Change: When lofty plans meet everyday realities

We sold our loft bed set yesterday. David and Matt dismantled it and carried it in pieces out of the boys' old bedroom to a stranger's car. I didn't want to watch them cannibalize it.

That loft bed set has been in our home since 1984, when newborn Matt slept in a crib. The girls used it as a bunk bed until Matt was old enough to sleep in the bottom bunk while big brother Jeff climbed the ladder to the loft. The boys claimed the set as their own for the bulk of their childhood and into college years. The solid wood set was heavy and sturdy and made by Cargo to last. It has lasted for decades in our home.

"We can't hold onto the things or people of what once was. When we try, we clutter our rooms and our lives with memories and relics that make it hard, if not impossible, to fully embrace and welcome the gifts and people of today."

I have memories of that bunk bed/loft.

Years ago, in Maryland, when we lived at the back of the Village, small eyes would peek out from under warm blankets on that snug bunk bed during story time. From the boys' and girls' rooms small voices would repeat, "I'm not sleepy. Can I have a glass of water?"

I napped once on the lower bunk. I corralled preschool Jeff as he squirmed beside me by the wall. Finally he surrendered to rest and I did the same.

In Colorado, Rainy or Tiger would curl contentedly on the top bunk while four children and their friends would race from room to room out into the yard.

Grown men bunked in the boys' room for a week during one of the early Promise Keepers conventions in Boulder.

One weekend, the elementary-aged boys insisted they were old enough to have separate rooms. Jeff said he would sleep in the basement, so we took apart the bunk bed and carried the loft downstairs. We set up the twin bed for Matt. The next night, at Jeff's urging, we carried the loft back upstairs out of the big dark quiet family room and reassembled a bunk bed in the boys' room. They didn't mind sharing, after all.

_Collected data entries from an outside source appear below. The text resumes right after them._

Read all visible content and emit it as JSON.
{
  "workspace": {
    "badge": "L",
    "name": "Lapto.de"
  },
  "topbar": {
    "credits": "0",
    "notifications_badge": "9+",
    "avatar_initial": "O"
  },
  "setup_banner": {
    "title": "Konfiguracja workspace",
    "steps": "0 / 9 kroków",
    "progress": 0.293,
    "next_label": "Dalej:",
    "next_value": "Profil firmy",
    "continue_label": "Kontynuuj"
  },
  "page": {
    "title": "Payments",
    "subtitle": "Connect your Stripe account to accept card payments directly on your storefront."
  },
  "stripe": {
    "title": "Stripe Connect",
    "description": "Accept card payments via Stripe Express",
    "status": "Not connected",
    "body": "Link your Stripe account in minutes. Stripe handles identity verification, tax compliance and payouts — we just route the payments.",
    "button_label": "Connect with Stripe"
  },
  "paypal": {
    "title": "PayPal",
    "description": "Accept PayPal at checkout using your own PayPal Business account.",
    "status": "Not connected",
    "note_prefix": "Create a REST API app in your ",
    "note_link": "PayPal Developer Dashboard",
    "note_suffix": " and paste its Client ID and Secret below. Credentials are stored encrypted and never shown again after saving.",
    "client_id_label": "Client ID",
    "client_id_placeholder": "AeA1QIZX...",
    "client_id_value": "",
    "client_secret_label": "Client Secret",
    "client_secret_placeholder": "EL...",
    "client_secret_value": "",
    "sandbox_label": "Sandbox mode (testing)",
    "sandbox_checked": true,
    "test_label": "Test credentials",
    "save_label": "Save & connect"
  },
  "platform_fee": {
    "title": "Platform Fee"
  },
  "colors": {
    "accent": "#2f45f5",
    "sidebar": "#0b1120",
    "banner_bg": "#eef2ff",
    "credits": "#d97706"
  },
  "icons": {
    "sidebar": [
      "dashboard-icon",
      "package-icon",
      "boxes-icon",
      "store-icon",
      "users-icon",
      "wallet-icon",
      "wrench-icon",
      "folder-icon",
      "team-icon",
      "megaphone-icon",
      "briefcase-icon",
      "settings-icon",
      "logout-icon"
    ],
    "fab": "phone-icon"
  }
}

Years later, back again in Maryland, the boys wanted separate rooms. A high schooler and Junior Higher didn't want to share. We managed to assemble the twin bed in the nook between the dining room and the living room. The former dining room with its nook bed became a cool bedroom for Jeff until he left for Eastern University. Matt took little time to claim his room and the loft that gave him lots of floor space to scatter and lose toys, clothes and homework assignments.

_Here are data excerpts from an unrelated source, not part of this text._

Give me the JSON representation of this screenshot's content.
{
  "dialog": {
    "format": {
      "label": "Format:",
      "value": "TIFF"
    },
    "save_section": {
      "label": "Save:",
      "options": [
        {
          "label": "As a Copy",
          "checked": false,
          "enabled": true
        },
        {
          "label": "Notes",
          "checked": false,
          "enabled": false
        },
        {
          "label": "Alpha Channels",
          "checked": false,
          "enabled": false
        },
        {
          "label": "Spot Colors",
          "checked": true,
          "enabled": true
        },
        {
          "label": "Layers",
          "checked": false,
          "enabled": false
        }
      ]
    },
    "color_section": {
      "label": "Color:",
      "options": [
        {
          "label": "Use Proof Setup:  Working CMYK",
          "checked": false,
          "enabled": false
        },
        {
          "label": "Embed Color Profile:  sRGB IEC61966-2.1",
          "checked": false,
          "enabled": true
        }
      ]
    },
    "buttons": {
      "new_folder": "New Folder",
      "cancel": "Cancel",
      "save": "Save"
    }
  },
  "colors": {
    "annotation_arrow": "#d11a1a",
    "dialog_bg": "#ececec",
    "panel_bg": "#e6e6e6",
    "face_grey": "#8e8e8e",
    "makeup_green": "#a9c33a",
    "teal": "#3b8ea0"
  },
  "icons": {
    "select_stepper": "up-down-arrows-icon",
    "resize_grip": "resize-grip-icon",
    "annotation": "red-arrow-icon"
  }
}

We played Sardines once as a family and all piled into the top bunk, praying it would hold David and me, two teens, and one preteen before we were discovered. It did. When we were finally discovered, we were mushed and laughing.

Slumber parties, pillow fights, tumbling matches, good dreams and bad -- that loft bed has endured it all. So have we, as a family.

One by one children left home for college or to don Army fatigues. One year, the loft bed was fetched to help Jeff conserve space in an apartment he shared with college buddies near Philadelphia. When Jeff no longer needed a bachelor arrangement, David and I carried the loft bed home and assembled it once again in the boys' old room so that Matt would have a familiar place to come home to after a tour in Iraq and his service in the Army.

Those were quiet years with the boys away, and the girls.

When Matt returned home from the Army, he'd outgrown the loft. The littlest had become the tallest and the strongest among us. He wanted a bed he could stretch out on, not the confines of his youth. We gave him the girls' old room and the loft stood lonely and neglected amid Matt's high school posters, swim team ribbons and outgrown toys.

Isn't that the way of things? We have to keep moving forward. Even if we come back to a familiar place, we are different and so is that place and its people. What is familiar is now different in some subtle or not so subtle ways. We change. Others change. Life changes, whether we are ready or not.

We can't hold onto the things or people of what once was. When we try, we clutter our rooms and our lives with memories and relics that make it hard, if not impossible, to fully embrace and welcome the gifts and people of today.

For years, the boys' old room has been cluttered with the loft bed. I've known it for some time, but wasn't ready to let the loft go. I thought I was saving it for Matt and then for future grandchildren.

When married children visited with babies in tow, it became apparent that the room needed to change to accommodate today's needs. We needed space for a crib and a full bed. The married couples preferred to sleep on a blowup mattress on the floor than to climb into the loft. The loft became a storage shelf for old boxes of toys or unused twin mattresses.

Recently, I purchased a honey-colored bedroom set in an Estate sale. We set it up in the boys' old room, beside the crib and the loft bed. The new bed was welcoming and comfortable for Jeff and Allison when they visited last month with their two-week-old son. They said they slept great even though the entire household knew they'd been up several times for Miles.

After the new parents left for their home in Lancaster, I tidied up. The room looked ridiculously crowded with the loft towering against the wall. It was obvious what had to go.

One day last week I listed the loft bed on Craig's list. Yesterday, David and Matt helped a stranger carry loft bed pieces to his car. I watched the Olympics and thought what color to paint our guest room. Miles might like blue walls, but, of course, Alea liked pink. Green might be a good compromise for grandchildren and grown children.